Baseball’s more than a pastime for UGA’s Godwin

Terry Godwin got a tryout with the Braves at Turner Field in May. They drafted him in the 33rd round in June. (Special photo)

Georgia owes the Braves a debt of gratitude for Terry Godwin being in Athens this summer. They were the primary major league baseball team that expressed a real interest in drafting the five-star wide receiver and actually expended some time and resources toward evaluating his baseball potential.

The Braves liked what they saw, but they waited until the 33rd round to use the 990th pick overall to draft the hard-throwing, base-stealing prospect. That spot and the money that comes with it wasn’t enough to lure Godwin away from his football.

Had the Braves decided to be a little more zealous about their pursuit, Godwin very well could be competing in rookie ball with the Danville (Va.) Braves rather than going through summer workouts with the Georgia Bulldogs. Godwin was dead serious about the possibility of choosing baseball over football.

“If the money is right,” both he and his father, Terry Sr., said shortly before the draft.

Obviously it wasn’t. But at the moment, baseball remains a big part of Godwin’s plans.

While Godwin passed on the Braves’ offer, he plans to play baseball while at Georgia. In fact, having the opportunity to play both sports for the Bulldogs was significant in his recruitment, which was intense.

“It’s pretty big in my life,” Godwin said of baseball. “It was important to me that when I go to Georgia I play football and baseball. I’ve already talked to (Georgia baseball coach Scott) Stricklin. He said he’s cool with it.”

Stricklin is more than “cool” with it. The Bulldogs’ third-year baseball coach has been evaluating Godwin for the past two years and he’s excited about the speedster’s potential on the diamond.

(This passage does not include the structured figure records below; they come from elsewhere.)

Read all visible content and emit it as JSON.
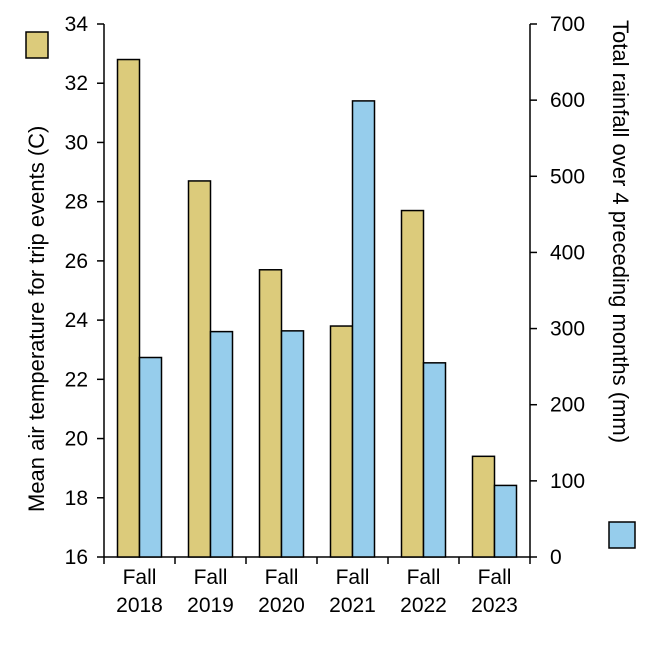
{
  "chart_data": {
    "type": "bar",
    "categories": [
      [
        "Fall",
        "2018"
      ],
      [
        "Fall",
        "2019"
      ],
      [
        "Fall",
        "2020"
      ],
      [
        "Fall",
        "2021"
      ],
      [
        "Fall",
        "2022"
      ],
      [
        "Fall",
        "2023"
      ]
    ],
    "series": [
      {
        "values": [
          32.8,
          28.7,
          25.7,
          23.8,
          27.7,
          19.4
        ],
        "color": "#dccb7b",
        "axis": "left"
      },
      {
        "values": [
          262,
          296,
          297,
          599,
          255,
          94
        ],
        "color": "#96cdec",
        "axis": "right"
      }
    ],
    "ylabel": "Mean air temperature for trip events (C)",
    "ylabel_right": "Total rainfall over 4 preceding months  (mm)",
    "ylim": [
      16,
      34
    ],
    "ylim_right": [
      0,
      700
    ],
    "yticks": [
      16,
      18,
      20,
      22,
      24,
      26,
      28,
      30,
      32,
      34
    ],
    "yticks_right": [
      0,
      100,
      200,
      300,
      400,
      500,
      600,
      700
    ],
    "legend_placement": "axis-title-ends",
    "grid": false
  }
}
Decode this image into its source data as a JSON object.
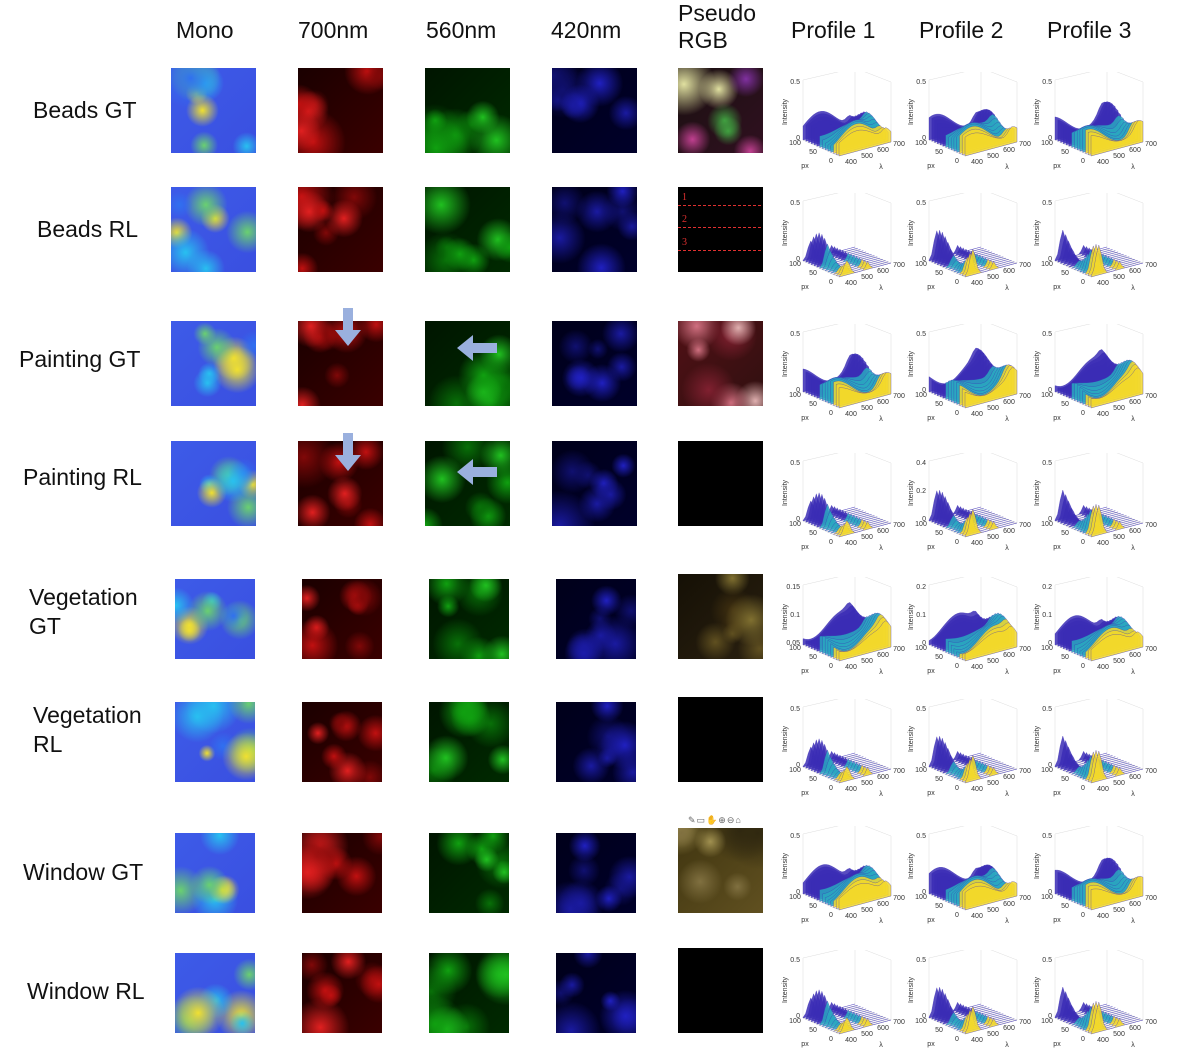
{
  "columns": [
    "Mono",
    "700nm",
    "560nm",
    "420nm",
    "Pseudo\nRGB",
    "Profile 1",
    "Profile 2",
    "Profile 3"
  ],
  "rows": [
    {
      "label": "Beads GT",
      "pseudo": "beads"
    },
    {
      "label": "Beads RL",
      "pseudo": "black"
    },
    {
      "label": "Painting GT",
      "pseudo": "painting"
    },
    {
      "label": "Painting RL",
      "pseudo": "black"
    },
    {
      "label": "Vegetation\nGT",
      "pseudo": "vegetation"
    },
    {
      "label": "Vegetation\nRL",
      "pseudo": "black"
    },
    {
      "label": "Window GT",
      "pseudo": "window"
    },
    {
      "label": "Window RL",
      "pseudo": "black"
    }
  ],
  "profile_markers": [
    "1",
    "2",
    "3"
  ],
  "plot_axes": {
    "zlabel": "Intensity",
    "xlabel": "px",
    "ylabel": "λ",
    "px_ticks": [
      "100",
      "50",
      "0"
    ],
    "lambda_ticks": [
      "400",
      "500",
      "600",
      "700"
    ]
  },
  "plot_z_ticks": [
    [
      [
        "0.5",
        "0"
      ],
      [
        "0.5",
        "0"
      ],
      [
        "0.5",
        "0"
      ]
    ],
    [
      [
        "0.5",
        "0"
      ],
      [
        "0.5",
        "0"
      ],
      [
        "0.5",
        "0"
      ]
    ],
    [
      [
        "0.5",
        "0"
      ],
      [
        "0.5",
        "0"
      ],
      [
        "0.5",
        "0"
      ]
    ],
    [
      [
        "0.5",
        "0"
      ],
      [
        "0.4",
        "0.2",
        "0"
      ],
      [
        "0.5",
        "0"
      ]
    ],
    [
      [
        "0.15",
        "0.1",
        "0.05"
      ],
      [
        "0.2",
        "0.1",
        "0"
      ],
      [
        "0.2",
        "0.1",
        "0"
      ]
    ],
    [
      [
        "0.5",
        "0"
      ],
      [
        "0.5",
        "0"
      ],
      [
        "0.5",
        "0"
      ]
    ],
    [
      [
        "0.5",
        "0"
      ],
      [
        "0.5",
        "0"
      ],
      [
        "0.5",
        "0"
      ]
    ],
    [
      [
        "0.5",
        "0"
      ],
      [
        "0.5",
        "0"
      ],
      [
        "0.5",
        "0"
      ]
    ]
  ],
  "colors": {
    "mono_bg": "#3a4fe0",
    "red_channel": "#c01010",
    "green_channel": "#10a010",
    "blue_channel": "#1a1aa0",
    "arrow": "#9ab0de",
    "marker": "#e03030",
    "surface_low": "#3b2db5",
    "surface_mid": "#2aa7c0",
    "surface_high": "#f2d82a"
  }
}
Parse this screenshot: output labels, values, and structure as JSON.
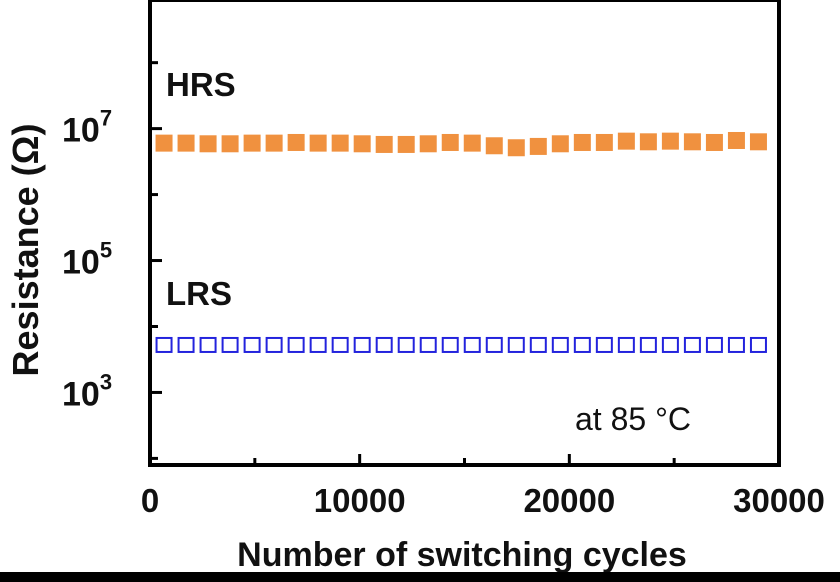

“We were involved in the recruiting process,” Strickland said. “If everything works out — and grades are the No. 1 factor in this — then he’ll have an opportunity to play baseball. Coach (Mark) Richt and I are on the same page about all that.”

Stricklin believes Godwin, who played pitcher and third base at Callaway High, could contribute fairly quickly for the Diamond Dogs.

“The interesting thing about Terry, as good of an athlete he is, his arm is really good,” Stricklin said. “I saw him play (in the summer of 2014) as both a position player and a pitcher and his arm was pretty intriguing. He was up to 88 miles an hour, and he was pretty loose and effortless with it. That’s something that interests us, the possibility of him being on the mound.”

Strickland predicted Godwin will play outfield as a position player.

“He covers a lot of ground, obviously,” Stricklin said said. “He’s very instinctive on the baseball field. He understands the game and gets to the ball naturally. I think the outfield might be the best fit for him. The biggest issue will be if he can swing the bat and make consistent contact.”

Godwin’s bat is the only thing that kept him from being the proverbial five-tool prospect and going higher in the draft. He hit under .300 his last season at Callaway. But he was 18-of-19 in stolen bases.

“Baseball’s probably the toughest sport as far as putting the bat down and then picking it back up a while later,” Stricklin said. “Those eyes have to get adjusted to a different sized ball. That’s a big issue with hitters.”

Anything that the Bulldogs or Godwin get out of baseball at Georgia is a bonus. The earliest he could join the team is mid-January. Whether he’d be able to pitch in at that point will have to be determined.

“Football is his No. 1 priority here and that’s something we’ve stressed throughout this whole thing,” Stricklin said. “He’s coming here to be a football player.”

Said Godwin: “Either way my career goes, I’m just blessed to have the opportunity.”